So, does design really matter? Let me make my position very clear…design absolutely matters. Whether it is aesthetic, functional, creative, process, innovative, intellectual, technical or applicational…design matters. While I have heard many a professional downplay the value of design, it has been my experience that most business people who espouse this opinion are commenting on something outside of their domain expertise in an attempt to justify a competing agenda or a position of ignorance. While this position may seem a bit harsh, it is nonetheless true. In today’s blog post I’ll examine why design matters.
What do you think when you experience poor design in your life? Are you likely to adopt a new software application that is poorly designed? When you are handed a business card that was printed at Kinko’s are you impressed? Are you likely to read a piece of collateral material that is poorly designed? If a newly implemented business process has design flaws, will employees follow the process or circumvent it? Is poorly designed consumer packaging likely to attract your attention as you walk down the shopping aisle? When it’s time to purchase your next automobile would you give serious consideration to a poorly designed vehicle? I could go on ad nauseum with similar questions, but my guess is that you get my point…

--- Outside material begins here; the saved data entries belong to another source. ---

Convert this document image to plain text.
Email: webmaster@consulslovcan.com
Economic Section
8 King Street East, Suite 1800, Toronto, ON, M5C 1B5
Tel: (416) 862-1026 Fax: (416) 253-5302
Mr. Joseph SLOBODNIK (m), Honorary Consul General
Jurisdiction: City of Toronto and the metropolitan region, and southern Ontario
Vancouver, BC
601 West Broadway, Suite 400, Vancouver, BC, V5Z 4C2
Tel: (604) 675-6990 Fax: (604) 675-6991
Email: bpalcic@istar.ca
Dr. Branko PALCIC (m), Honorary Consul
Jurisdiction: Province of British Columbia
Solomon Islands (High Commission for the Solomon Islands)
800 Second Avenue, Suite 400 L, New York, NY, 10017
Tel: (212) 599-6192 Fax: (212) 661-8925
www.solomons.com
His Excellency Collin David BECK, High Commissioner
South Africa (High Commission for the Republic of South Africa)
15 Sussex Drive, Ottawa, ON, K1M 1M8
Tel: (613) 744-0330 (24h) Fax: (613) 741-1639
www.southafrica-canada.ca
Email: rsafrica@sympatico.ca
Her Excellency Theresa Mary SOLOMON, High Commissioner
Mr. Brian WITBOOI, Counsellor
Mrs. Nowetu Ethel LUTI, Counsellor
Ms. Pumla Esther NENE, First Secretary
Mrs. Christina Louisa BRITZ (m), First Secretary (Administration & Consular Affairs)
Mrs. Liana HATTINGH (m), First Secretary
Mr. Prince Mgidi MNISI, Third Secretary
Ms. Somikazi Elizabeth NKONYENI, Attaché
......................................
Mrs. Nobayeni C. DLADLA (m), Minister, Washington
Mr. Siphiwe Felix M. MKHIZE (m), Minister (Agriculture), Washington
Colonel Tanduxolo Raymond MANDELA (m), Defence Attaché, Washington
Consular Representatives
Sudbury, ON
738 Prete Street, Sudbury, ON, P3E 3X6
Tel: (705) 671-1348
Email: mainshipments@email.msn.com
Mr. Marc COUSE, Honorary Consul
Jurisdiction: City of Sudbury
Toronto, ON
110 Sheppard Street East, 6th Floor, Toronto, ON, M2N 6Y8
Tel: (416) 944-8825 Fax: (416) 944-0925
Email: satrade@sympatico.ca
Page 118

Now let’s examine the flip-side of the coin by looking at the positives associated with strong design. When you think of Apple you immediate think of a company that has built a strong brand around quality design. It started with the Mac, then came the iPod, next came the iPhone and now we’re experiencing the impact of the iPad. The iPod pioneered innovative design in the mp3 player vertical with great technical design, outstanding functional design, and is in a class by itself with regard to aesthetic design. Largely due to the iPod’s strong integrated design qualities it is the dominant brand in its class, commands a pricing premium, and has developed an extremely loyal and satisfied customer base.

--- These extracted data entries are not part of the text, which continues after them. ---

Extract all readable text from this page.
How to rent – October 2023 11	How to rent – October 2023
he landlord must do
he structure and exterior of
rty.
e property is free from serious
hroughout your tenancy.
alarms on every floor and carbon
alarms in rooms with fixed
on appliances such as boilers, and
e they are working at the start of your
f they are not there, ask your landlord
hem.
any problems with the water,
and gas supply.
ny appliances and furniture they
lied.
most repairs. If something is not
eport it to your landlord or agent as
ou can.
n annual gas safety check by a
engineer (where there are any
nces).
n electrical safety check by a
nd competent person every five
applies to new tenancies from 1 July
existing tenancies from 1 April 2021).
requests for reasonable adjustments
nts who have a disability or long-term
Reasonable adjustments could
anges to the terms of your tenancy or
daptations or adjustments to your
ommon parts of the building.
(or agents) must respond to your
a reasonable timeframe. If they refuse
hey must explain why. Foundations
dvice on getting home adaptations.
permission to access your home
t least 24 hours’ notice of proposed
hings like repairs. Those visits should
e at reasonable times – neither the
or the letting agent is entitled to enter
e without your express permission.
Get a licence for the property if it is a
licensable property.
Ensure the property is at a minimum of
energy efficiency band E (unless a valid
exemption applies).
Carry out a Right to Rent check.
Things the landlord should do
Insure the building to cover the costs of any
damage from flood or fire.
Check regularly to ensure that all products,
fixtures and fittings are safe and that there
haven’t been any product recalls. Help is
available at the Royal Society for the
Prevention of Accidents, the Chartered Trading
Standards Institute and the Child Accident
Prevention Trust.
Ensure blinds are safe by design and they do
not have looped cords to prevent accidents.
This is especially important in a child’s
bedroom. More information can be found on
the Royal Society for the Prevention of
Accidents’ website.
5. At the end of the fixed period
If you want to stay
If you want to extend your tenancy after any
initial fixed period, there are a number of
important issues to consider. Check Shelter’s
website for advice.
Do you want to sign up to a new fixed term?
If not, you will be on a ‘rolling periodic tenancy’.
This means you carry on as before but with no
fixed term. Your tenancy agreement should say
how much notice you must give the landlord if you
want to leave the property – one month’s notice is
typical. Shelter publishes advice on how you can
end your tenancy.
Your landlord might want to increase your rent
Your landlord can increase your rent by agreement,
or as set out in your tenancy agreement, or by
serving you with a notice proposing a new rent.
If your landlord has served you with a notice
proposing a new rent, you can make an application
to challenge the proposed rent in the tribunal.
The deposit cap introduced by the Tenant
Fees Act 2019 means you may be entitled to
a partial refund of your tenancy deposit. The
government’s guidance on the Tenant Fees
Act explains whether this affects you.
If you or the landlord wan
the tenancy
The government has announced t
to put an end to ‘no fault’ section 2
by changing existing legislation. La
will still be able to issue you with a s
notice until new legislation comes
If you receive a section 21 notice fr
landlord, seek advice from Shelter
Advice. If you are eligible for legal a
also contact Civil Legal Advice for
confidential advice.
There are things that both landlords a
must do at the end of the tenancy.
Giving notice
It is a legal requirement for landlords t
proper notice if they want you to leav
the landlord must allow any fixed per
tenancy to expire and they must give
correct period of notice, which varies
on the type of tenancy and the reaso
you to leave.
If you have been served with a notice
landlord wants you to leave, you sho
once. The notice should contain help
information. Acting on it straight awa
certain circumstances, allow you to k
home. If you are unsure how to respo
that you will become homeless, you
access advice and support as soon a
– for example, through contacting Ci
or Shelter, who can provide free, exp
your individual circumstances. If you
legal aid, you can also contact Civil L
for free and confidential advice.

When you’re evaluating vendors online, and you land on a poorly designed website, how long does it take you to click away from the poorly designed site in search of a better option? You can review virtually any industry, sector, vertical, or micro-vertical and when you examine the dominant brands you’ll find quality design at their core. While there are exceptions to every rule, they are few and far between when it comes to design. If you try hard enough you can find an aberration in just about any rule, but in the case of design it will simply be just that…an aberration.
Also worth noting is that there is certainly a difference between value engineering and arbitrary cost containment. The next time you hear someone question an investment into design solely for the purpose of reducing expenditures, I would suggest that you think long and hard before doing so as few things in business produce the return on investment that a reputation for quality design can yield.

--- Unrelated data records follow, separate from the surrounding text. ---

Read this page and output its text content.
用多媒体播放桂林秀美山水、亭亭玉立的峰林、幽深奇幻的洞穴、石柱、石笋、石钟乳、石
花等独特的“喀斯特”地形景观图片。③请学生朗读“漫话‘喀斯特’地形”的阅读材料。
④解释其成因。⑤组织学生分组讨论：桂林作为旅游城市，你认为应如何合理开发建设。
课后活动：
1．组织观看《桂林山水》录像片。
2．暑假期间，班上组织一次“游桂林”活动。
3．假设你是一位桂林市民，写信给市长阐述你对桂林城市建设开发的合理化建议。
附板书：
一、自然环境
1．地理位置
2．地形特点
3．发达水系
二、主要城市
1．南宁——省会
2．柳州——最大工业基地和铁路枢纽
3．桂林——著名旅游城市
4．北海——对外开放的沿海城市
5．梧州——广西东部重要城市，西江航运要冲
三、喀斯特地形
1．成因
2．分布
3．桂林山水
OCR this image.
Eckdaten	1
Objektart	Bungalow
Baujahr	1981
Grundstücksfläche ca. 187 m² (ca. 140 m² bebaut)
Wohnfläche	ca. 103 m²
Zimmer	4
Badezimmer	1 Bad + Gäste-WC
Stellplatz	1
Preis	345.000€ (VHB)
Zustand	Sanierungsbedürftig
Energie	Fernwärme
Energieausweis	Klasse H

If you’re a leader, don’t dismiss design as elemental or insignificant. Design will impact your messaging, positioning, business modeling, team building, resourcing, branding, and virtually every functional aspect of what you do. Make sure that everyone within your organization pays attention to design aspects relevant to their roles and responsibilities – make attention to design part of your culture.
Think about the marketing and advertising campaigns that get your attention, the clothes you wear, the house you live in, the cars you drive, the cell phone you carry, or any number of other decisions you make and you’ll find that design plays a key role in your decisioning…Design Matters!